6.4. No caso ora em análise, não obstante o compromisso tenha sido firmado com a empresa Damara e o nome dela conste na proposta original do projeto (peça 1, p. 4), ao final, quem assume a responsabilidade como proponente do projeto é Jorge José de Melo (peça 1, p. 22), sem referência à pessoa jurídica. Então, a pessoa jurídica e a pessoa física do ora recorrente teriam obrigação solidária de comprovar a boa e regular aplicação dos recursos públicos.

6.5. Também, ao contrário do que afirma o recorrente, o envolvimento dele no projeto não se relacionou apenas a emprestar a empresa a terceiros. Ele, além de sócio-administrador e majoritário da Damara Produções, esteve diretamente ligado à produção do livro, como assistente editorial e revisor de texto (peça 1, p. 32). Em outro momento, inclusive, ele se declara responsável editorial, com participação integral na produção de textos relativos ao projeto (peça 1, p. 60).

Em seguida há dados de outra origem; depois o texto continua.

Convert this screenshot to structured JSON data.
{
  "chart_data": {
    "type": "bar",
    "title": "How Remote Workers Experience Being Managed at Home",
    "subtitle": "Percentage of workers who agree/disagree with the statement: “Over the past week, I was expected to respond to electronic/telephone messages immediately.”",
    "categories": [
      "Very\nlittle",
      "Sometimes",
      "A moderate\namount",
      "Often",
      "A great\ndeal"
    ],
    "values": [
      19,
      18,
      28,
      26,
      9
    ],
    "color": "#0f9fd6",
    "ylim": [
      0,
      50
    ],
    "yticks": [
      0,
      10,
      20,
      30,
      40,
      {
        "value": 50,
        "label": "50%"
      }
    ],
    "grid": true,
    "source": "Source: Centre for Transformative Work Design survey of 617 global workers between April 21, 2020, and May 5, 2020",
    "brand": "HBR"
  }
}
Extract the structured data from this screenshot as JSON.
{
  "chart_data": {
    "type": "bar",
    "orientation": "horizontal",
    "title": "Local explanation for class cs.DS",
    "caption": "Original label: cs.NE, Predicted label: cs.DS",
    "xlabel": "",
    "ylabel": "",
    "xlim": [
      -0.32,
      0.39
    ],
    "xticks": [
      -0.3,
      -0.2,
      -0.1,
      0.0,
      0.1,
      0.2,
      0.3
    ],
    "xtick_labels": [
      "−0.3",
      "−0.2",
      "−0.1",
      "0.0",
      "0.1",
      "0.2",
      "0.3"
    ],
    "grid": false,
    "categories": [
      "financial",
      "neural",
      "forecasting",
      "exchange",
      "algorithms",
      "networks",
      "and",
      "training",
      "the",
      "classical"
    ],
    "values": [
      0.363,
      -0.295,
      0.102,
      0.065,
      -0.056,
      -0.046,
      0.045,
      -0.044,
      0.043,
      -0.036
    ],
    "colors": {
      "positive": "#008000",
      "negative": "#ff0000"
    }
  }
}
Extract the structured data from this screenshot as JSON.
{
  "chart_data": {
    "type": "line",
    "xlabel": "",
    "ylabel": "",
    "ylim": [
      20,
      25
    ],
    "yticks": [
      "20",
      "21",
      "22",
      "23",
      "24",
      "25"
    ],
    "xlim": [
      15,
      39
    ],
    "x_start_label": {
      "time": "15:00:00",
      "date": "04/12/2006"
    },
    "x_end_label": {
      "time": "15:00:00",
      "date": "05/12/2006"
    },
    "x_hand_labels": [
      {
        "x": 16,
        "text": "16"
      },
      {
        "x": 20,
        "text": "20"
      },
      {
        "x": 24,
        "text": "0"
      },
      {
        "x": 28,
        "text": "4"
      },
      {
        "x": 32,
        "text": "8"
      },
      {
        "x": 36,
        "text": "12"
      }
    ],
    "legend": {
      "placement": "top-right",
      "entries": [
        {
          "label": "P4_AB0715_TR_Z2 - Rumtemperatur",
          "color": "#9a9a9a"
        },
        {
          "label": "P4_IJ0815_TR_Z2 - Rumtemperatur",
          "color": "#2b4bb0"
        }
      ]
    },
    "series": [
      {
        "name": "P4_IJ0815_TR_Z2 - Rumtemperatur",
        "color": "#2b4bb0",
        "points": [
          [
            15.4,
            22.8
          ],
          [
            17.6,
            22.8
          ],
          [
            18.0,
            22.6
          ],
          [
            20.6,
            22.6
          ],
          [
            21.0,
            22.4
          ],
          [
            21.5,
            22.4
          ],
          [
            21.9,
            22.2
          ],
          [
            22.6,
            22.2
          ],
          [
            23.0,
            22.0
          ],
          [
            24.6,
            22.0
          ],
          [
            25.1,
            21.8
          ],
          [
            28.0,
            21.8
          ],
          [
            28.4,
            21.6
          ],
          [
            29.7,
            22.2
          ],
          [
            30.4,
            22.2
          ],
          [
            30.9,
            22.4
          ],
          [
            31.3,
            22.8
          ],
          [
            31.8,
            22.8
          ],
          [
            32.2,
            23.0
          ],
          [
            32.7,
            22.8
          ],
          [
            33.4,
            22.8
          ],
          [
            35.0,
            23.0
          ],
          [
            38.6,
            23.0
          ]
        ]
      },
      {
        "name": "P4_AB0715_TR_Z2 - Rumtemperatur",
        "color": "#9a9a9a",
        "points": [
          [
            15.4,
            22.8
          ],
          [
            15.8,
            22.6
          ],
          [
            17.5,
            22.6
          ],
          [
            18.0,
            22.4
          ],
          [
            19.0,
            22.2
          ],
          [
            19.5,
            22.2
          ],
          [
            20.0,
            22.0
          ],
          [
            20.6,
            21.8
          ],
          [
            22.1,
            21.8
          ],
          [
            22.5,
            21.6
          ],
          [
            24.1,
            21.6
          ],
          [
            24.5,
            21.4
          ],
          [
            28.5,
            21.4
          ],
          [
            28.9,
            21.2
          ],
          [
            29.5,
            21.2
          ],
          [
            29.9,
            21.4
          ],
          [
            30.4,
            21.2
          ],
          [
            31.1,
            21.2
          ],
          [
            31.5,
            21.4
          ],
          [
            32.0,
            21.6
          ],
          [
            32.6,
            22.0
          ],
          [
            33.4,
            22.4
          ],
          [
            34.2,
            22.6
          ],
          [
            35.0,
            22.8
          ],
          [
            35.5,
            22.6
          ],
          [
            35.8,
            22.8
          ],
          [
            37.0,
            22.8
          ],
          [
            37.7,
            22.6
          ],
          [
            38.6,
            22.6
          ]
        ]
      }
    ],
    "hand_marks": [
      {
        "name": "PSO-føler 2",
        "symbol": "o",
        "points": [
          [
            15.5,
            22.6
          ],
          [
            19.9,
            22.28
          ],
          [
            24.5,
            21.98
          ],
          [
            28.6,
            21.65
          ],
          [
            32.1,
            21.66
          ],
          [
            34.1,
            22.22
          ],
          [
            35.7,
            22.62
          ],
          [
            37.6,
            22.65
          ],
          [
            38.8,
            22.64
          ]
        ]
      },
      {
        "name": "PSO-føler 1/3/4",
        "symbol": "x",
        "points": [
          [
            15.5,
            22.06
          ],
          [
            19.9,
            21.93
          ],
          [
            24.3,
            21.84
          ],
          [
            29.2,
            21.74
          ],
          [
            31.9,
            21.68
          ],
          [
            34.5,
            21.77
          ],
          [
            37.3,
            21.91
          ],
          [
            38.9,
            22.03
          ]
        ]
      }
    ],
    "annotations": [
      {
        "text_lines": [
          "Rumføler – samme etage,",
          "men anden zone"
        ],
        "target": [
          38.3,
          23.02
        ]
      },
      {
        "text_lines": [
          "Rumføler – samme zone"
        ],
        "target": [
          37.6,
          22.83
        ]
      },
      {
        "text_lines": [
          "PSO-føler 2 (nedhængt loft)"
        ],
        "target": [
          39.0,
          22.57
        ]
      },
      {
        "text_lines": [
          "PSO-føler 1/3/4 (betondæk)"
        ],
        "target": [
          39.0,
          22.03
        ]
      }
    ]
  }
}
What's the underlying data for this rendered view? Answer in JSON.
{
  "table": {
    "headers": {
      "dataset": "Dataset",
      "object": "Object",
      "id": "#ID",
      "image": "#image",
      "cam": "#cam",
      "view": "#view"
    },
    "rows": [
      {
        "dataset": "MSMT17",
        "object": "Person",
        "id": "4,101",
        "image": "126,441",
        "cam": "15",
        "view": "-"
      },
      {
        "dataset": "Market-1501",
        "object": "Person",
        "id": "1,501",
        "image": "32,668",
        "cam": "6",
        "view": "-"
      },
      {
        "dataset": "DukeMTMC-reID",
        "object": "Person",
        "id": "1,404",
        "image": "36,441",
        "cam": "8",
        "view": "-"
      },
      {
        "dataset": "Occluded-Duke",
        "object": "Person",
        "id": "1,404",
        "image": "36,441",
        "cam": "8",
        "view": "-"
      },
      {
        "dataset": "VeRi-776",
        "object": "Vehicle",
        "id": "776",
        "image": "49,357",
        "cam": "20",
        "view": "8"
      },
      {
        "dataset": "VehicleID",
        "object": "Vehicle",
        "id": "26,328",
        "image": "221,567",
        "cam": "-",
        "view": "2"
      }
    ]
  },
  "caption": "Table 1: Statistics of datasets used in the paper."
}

6.6. O Tribunal de Contas da União, em transferências de recursos federais como a que ora se analisa, tem se manifestado no sentido da responsabilização solidária tanto da entidade pactuante quanto do dirigente, inclusive em incidente de uniformização de jurisprudência (Acórdão 2.763/2011 – Plenário), no sentido de:

‘9.2. firmar o seguinte entendimento quanto à responsabilização das pessoas que devem responder por danos ao erário ocorridos na aplicação de transferências voluntárias de recursos federais a entidades privadas, com vistas à consecução de uma finalidade pública:

9.2.1. na hipótese em que a pessoa jurídica de direito privado e seus administradores derem causa a dano ao erário na execução de avença celebrada com o poder público federal com vistas à realização de uma finalidade pública, incide sobre ambos a responsabilidade solidária pelo dano;’

6.7. No caso em análise, mostrou-se correto o posicionamento do Tribunal de citar, desde o princípio, tanto a pessoa jurídica Damara Produções Jornalísticas e Culturais Ltda. ME, quanto a pessoa física do sócio administrador ora recorrente (peças 7-10).

6.8. Destaque-se, inclusive, que essa postura será sobremaneira importante na recuperação dos valores desviados, pois a empresa Damara, com capital social de apenas R$ 2.000,00 (peça 1, p. 36), não terá qualquer condição de ressarcir sozinha o erário. Essa preocupação em tornar efetivas as deliberações do Tribunal tem sido externada em diversos julgados emanados dos colegiados do TCU (Acórdão 298/2008 – Segunda Câmara):

‘Conforme pode ser observado no contrato social às fls. 68/70, a Gomes e Magdalena Produções Artísticas Ltda. é uma empresa minúscula, cujo valor atualizado do seu capital social não atinge R$ 400,00. Assim, considero que seria praticamente inócua a tentativa de ressarcimento do débito por parte exclusiva de uma empresa de tal porte. Também considero correta a citação de ambos os sócios da empresa, ainda que seja o Sr. Fernando da Silva Gomes quem atuou como dirigente da empresa em todos os atos relacionados a este processo. Conforme também consta do contrato social da empresa, os dois sócios têm igual participação no seu capital social e ambos respondem pela sua administração e gerência.’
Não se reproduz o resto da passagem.